Она замечает и другие отметины — засечки или зарубы, кое-где мелкие круглые пятна от ожогов; на бедрах Брук нет ни одного живого места; и Хлое страшно представить, как выглядит кожа между них.
Скотт одергивает платье и стремительно поднимается с колен; теперь Хлоя может видеть только ее спину и ворох красно-желтых волос.
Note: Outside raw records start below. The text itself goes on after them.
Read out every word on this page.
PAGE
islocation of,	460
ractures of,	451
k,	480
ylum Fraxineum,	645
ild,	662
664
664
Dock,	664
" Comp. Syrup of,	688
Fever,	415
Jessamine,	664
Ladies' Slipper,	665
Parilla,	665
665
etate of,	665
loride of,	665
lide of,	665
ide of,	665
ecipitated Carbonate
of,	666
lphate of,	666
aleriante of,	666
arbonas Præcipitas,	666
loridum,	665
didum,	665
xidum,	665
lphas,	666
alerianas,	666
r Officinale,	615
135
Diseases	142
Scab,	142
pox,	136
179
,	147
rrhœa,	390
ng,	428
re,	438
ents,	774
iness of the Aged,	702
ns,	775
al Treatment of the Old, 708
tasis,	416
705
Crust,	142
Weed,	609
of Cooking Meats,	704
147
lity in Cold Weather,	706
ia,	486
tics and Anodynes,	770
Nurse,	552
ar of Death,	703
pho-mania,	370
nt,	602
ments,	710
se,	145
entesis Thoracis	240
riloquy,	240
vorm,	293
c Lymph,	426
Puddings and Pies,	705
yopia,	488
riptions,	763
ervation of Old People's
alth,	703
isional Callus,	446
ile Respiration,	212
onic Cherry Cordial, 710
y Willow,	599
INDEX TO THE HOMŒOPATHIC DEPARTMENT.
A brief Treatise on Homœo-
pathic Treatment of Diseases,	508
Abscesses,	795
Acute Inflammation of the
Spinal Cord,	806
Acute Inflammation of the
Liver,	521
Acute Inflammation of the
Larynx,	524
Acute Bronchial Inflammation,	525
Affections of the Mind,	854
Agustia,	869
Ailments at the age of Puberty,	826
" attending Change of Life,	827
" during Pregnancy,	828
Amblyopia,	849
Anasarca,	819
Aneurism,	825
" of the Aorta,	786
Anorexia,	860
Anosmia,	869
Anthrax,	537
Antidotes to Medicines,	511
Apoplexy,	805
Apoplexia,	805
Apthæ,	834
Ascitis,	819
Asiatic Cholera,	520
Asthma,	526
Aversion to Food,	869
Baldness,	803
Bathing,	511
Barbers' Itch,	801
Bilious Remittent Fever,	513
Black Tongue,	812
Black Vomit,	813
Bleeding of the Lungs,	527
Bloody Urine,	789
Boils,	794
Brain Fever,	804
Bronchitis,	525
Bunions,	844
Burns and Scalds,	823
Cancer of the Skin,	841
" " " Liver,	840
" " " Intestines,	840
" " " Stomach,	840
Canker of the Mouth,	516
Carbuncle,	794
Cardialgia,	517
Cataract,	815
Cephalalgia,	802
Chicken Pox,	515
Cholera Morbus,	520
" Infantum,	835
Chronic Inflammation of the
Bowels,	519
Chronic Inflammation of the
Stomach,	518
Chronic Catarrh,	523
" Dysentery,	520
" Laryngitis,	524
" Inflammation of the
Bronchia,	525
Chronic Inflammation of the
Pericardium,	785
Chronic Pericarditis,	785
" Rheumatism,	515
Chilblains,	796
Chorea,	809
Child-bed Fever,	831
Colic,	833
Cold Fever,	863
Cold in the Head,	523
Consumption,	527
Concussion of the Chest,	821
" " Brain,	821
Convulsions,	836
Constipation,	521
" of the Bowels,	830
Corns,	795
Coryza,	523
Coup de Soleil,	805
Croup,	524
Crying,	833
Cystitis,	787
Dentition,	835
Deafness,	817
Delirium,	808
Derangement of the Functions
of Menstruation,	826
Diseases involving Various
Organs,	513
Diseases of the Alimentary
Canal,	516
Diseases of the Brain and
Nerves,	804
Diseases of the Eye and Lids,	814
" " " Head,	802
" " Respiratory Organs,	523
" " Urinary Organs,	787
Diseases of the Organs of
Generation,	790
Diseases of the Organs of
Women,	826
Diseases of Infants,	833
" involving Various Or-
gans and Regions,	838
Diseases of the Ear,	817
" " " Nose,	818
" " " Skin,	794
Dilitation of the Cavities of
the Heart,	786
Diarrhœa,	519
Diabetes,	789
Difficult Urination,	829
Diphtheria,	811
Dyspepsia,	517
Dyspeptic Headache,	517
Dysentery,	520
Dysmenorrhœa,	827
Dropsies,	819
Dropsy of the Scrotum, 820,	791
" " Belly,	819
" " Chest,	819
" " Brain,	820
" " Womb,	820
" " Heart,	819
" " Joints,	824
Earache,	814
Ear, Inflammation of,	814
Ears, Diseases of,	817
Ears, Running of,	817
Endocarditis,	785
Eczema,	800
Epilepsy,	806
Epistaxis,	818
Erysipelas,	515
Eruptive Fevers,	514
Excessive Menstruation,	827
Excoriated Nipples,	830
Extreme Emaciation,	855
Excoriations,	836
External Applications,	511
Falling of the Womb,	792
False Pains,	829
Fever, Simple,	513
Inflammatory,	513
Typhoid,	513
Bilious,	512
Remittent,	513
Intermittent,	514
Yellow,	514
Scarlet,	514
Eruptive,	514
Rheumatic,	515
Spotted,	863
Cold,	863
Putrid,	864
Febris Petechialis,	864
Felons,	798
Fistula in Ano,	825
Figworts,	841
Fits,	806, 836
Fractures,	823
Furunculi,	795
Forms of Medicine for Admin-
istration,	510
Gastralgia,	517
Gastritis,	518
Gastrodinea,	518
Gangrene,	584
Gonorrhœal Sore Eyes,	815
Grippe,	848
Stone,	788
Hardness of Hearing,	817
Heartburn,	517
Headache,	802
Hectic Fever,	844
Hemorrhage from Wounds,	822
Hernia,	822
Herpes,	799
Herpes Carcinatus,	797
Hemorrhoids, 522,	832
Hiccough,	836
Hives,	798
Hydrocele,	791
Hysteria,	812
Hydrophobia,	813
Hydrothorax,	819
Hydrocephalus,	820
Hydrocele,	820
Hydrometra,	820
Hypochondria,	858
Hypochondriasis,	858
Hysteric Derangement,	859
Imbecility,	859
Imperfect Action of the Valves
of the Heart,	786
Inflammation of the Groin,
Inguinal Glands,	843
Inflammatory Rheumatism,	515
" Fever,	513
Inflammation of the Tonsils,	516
— Это неважно, босс, — глухо отвечает она. — Это… ошибки.
— Многовато ошибок.
— Достаточно.
— Для чего достаточно?
Но Прайс уже знает ответ на этот вопрос.
— Для меня.
Брук поворачивается к ней, и Хлоя видит в ее глазах тихую печаль, от которой щемит сердце.
Ей нужно время, чтобы осознать; вид изрезанной кожи не выходит из головы, но даже в таком состоянии она восклицает:
— Но это неправильно! Слышишь?
— Только не надо лекций, — раздраженно говорит Брук. — Не лезь в это. Это тебя не касается.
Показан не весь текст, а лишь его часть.